Last summer we took a bed and breakfast trip down to Maine, New Hampshire and Vermont. We stopped by the Maine town of Freeport, made famous by the L.L. Bean store, open 24 hours a day, seven days a week, 365 days a year. We spoke to the people in the camping section and asked them if they had anything to seal an L.L. Bean tent that had started to leak.
Look, they said, just bring the tent back. We will give you a new one.
We could hardly believe it. We had bought this tent in 1990, and it had given us many years of good service. How could they give us a new one?
So this year we headed down the Maine coast, looking for a good clam chowder and taking with us the leaky tent. We found some good chowders, one in a place called Cappy's, a busy chowder house in a town called Camden, which has a beautiful harbour.
We set up camp near Freeport, at a place called Recompence Shore Campground, and spent the next couple of days hanging out at the L.L. Bean store. We took our leaky tent to the service counter and explained that it leaked. "Have you picked out another tent?" we were asked.
The lady behind the counter told us to leave the tent with her and go and select another. We chose the latest high-tech tent, with a vestibule, and carried it back to the counter. The lady took down our information, traded the leaky tent for the brand new one, and sent us on our way, without a penny changing hands (of course we spent lots on other stuff).
No wonder the L.L. Bean store in Freeport has over three million customers a year.
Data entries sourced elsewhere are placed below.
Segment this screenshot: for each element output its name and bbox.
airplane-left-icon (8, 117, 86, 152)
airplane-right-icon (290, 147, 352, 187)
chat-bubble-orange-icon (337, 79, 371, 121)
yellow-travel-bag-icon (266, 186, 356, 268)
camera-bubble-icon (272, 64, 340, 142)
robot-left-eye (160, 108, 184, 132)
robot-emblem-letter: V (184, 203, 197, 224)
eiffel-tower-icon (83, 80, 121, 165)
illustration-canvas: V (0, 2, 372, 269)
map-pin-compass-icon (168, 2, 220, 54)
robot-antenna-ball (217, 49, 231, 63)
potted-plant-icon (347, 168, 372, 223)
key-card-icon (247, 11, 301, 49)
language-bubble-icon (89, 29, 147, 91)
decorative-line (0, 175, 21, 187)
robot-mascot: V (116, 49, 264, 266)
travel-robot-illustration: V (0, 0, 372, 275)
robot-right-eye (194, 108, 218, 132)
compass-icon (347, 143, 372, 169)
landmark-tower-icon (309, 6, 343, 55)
We compared it to a recent experience at the Canadian Tire store in Bridgewater, where we complained about a portable Terminator battery storage pack that had stopped working (as had a friend's). We were told that they could do nothing for us.
Getting back to music, one thing the L.L. Bean store does is sponsor free summer concerts. We were there the night the original band that backed Buddy Holly – the Crickets – was putting on a show. Thousands of people gathered in the concourse between two of the Bean stores on a balmy summer night to listen.
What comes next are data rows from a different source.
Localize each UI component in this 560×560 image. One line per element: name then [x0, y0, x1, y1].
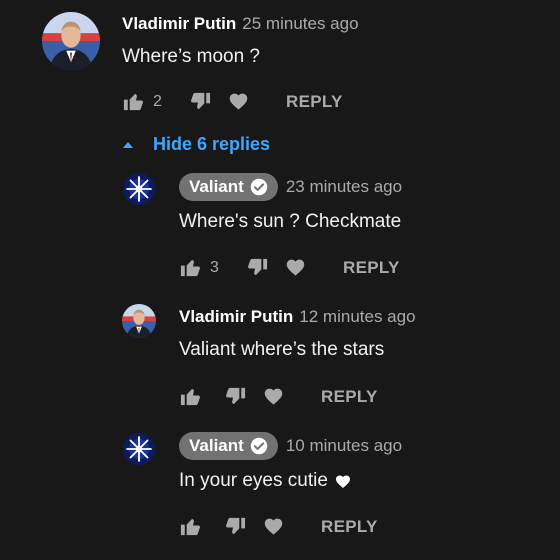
hide-replies-button[interactable]: Hide 6 replies: [121, 134, 270, 155]
dislike-icon[interactable]: [224, 515, 247, 538]
reply-header: Vladimir Putin 12 minutes ago: [179, 307, 416, 327]
comment-header: Vladimir Putin 25 minutes ago: [122, 14, 359, 34]
reply-button[interactable]: REPLY: [321, 517, 378, 537]
reply-button[interactable]: REPLY: [321, 387, 378, 407]
author-badge[interactable]: Valiant: [179, 173, 278, 201]
author-name[interactable]: Vladimir Putin: [122, 14, 236, 34]
like-icon[interactable]: [179, 385, 202, 408]
avatar[interactable]: [42, 12, 100, 70]
avatar[interactable]: [122, 432, 156, 466]
reply-actions: REPLY: [179, 385, 378, 408]
reply-button[interactable]: REPLY: [286, 92, 343, 112]
like-icon[interactable]: [179, 256, 202, 279]
heart-emoji-icon: [335, 475, 350, 488]
author-badge[interactable]: Valiant: [179, 432, 278, 460]
like-icon[interactable]: [179, 515, 202, 538]
like-count: 2: [153, 92, 162, 110]
verified-check-icon: [250, 178, 268, 196]
author-name[interactable]: Vladimir Putin: [179, 307, 293, 327]
heart-icon[interactable]: [228, 91, 249, 112]
reply-time[interactable]: 12 minutes ago: [299, 307, 415, 327]
reply-header: Valiant 23 minutes ago: [179, 173, 402, 201]
verified-check-icon: [250, 437, 268, 455]
hide-replies-label: Hide 6 replies: [153, 134, 271, 154]
caret-up-icon: [123, 141, 133, 148]
comment-text: Where’s moon ?: [122, 46, 260, 67]
reply-time[interactable]: 10 minutes ago: [286, 436, 402, 456]
avatar-image: [42, 12, 100, 70]
dislike-icon[interactable]: [189, 90, 212, 113]
dislike-icon[interactable]: [224, 385, 247, 408]
avatar[interactable]: [122, 172, 156, 206]
star-avatar-icon: [122, 172, 156, 206]
comment-time[interactable]: 25 minutes ago: [242, 14, 358, 34]
reply-header: Valiant 10 minutes ago: [179, 432, 402, 460]
like-count: 3: [210, 258, 219, 276]
reply-text: Where's sun ? Checkmate: [179, 211, 402, 232]
heart-icon[interactable]: [263, 386, 284, 407]
reply-text: Valiant where’s the stars: [179, 339, 385, 360]
reply-time[interactable]: 23 minutes ago: [286, 177, 402, 197]
like-icon[interactable]: [122, 90, 145, 113]
star-avatar-icon: [122, 432, 156, 466]
avatar[interactable]: [122, 304, 156, 338]
reply-text-row: In your eyes cutie: [179, 470, 352, 492]
reply-actions: REPLY: [179, 515, 378, 538]
author-name: Valiant: [189, 177, 244, 196]
reply-button[interactable]: REPLY: [343, 258, 400, 278]
avatar-image: [122, 304, 156, 338]
heart-icon[interactable]: [263, 516, 284, 537]
author-name: Valiant: [189, 436, 244, 455]
comment-actions: 2 REPLY: [122, 90, 343, 113]
reply-text: In your eyes cutie: [179, 470, 328, 491]
heart-icon[interactable]: [285, 257, 306, 278]
dislike-icon[interactable]: [246, 256, 269, 279]
reply-actions: 3 REPLY: [179, 256, 400, 279]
Every song the Crickets did was familiar, the whole audience swaying to the music. Just as we wondered what the kids in the crowd thought of the songs, a bunch of them got up and started dancing at the front of the stage. The members of the Crickets told stories of how they wrote some of the tunes in the back of a 1958 Chev, but despite their advanced age, they did a good job and even the teenagers cheered.